I read an article in the “Microprocessor Report” that very clearly described CUDA and the architecture of the 8800 series GPUs. However, I’m a bit confused about the usefulness of having more threads than thread processors.

If the GPU has only 128 thread processors, why have more than 128 threads?

If my understanding is correct, wouldn’t the additional threads just be waiting for an available thread processor?

I know why this is useful for traditional OS threads blocked on I/O. However, even if the time to switch threads is zero, I still don’t understand why have more threads than thread processors makes any sense.

Does having a pool of ready but waiting threads mask some memory latencies?

Hopefully, someone will clear up my confusion about threading. Be gentle, I’m not an aged and experienced boffin, after all!

Thanks,
Jimin

If I were you, I would stay away from optimizing it until you have a slow, inefficient, plus reliable working version first. This could even be implemented in a scripting language. One side benefit to having a slow, reliable version is that you can use it to test your optimized version.
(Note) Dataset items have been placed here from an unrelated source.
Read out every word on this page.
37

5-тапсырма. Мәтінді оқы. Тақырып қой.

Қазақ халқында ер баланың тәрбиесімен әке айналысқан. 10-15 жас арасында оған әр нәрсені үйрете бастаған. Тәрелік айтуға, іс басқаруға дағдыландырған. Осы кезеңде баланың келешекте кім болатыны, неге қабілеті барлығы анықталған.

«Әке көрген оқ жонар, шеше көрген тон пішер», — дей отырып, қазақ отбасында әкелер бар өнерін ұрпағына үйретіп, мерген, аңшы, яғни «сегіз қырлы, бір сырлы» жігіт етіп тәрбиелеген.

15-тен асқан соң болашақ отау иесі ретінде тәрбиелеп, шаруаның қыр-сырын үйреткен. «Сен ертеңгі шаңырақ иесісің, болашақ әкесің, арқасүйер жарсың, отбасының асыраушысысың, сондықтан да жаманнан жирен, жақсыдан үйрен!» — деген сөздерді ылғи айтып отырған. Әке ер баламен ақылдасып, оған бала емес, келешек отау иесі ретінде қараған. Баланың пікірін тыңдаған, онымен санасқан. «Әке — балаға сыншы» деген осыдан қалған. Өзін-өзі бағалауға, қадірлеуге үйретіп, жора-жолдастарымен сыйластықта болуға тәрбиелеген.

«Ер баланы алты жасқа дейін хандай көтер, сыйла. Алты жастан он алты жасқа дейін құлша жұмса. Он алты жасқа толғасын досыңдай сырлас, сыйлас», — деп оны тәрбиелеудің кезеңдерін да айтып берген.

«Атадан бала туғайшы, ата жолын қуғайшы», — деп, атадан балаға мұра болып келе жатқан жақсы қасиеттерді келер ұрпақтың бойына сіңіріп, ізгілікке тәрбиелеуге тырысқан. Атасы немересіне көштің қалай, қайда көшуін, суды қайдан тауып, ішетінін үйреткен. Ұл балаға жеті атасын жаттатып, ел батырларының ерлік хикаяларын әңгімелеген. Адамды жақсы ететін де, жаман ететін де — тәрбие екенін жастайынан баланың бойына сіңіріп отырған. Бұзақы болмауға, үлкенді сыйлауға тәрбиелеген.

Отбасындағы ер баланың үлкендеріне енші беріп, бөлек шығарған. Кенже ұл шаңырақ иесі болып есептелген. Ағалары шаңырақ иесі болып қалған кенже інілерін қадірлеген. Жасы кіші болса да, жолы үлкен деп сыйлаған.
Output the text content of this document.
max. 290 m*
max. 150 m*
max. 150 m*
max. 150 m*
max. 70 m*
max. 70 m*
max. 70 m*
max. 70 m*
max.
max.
Yes, that is exactly what it does. Plus, you can scale up your program in the future to newer hardware that has more multiprocessors–but only if you have more threads than processors on your current platform.

Ask and you shall receive.

Knock and the door shall be opened for you.

;)

The GPU is designed to interleave computation and memory accesses. So, while one thread is running and waiting for it’s memory read to happen, others can run and perform arithmetic. And the GPU is designed to do this on a massive scale, capable of keeping about 10,000 threads all interleaving at the same time.

Running more than 10,000 threads doesn’t give you any performance penalty either. As soon as some blocks finish, others that are waiting will jump to fill in the empty space. In fact, running more and more threads usually helps performance, as long as you have work for all of them.

As I understand it doesn’t matter whether you have a 128 thread processors as it is divided into 16 multiprocessors. And one block, with no matter how many threads, will run only on one multiprocssor!

Can anyone else confirm that this is true?

One more question. The shared memory is actually not a memory but a register array?

as 4096*4byte is exactly 16kb, which is the size of the local shared mem.

This is correct, you should think of threads and blocks as logical entities which are mapped to to the physical entities of stream processors and multiprocessors, respectively. You can (and should) have more threads per block than stream processors, and similarly you should have more blocks than multiprocessors.

The main difference between shared memory and the register array is that the shared memory supports indexing, whereas you cannot do that with registers. (At least, not with the instructions we have access to.) In terms of speed, the shared memory and the registers are the same, assuming there are no shared memory bank conflicts. One could easily imagine that in hardware they are implemented in a similar way.

In my experience, shared memory operations are slightly slower than register ones even without any bank conflicts, because they incur instruction overheads to load data from shared memory to registers, where actual computation is performed (more instructions are needed to store results back to shared memory). Other than that I think they’re equivalent.

Anjul

Hi There!! Geeky skool boy!

I would like to endorse Mr.Anderson’s reply. That captures it all.

“Latency Hiding” is the essence of performance.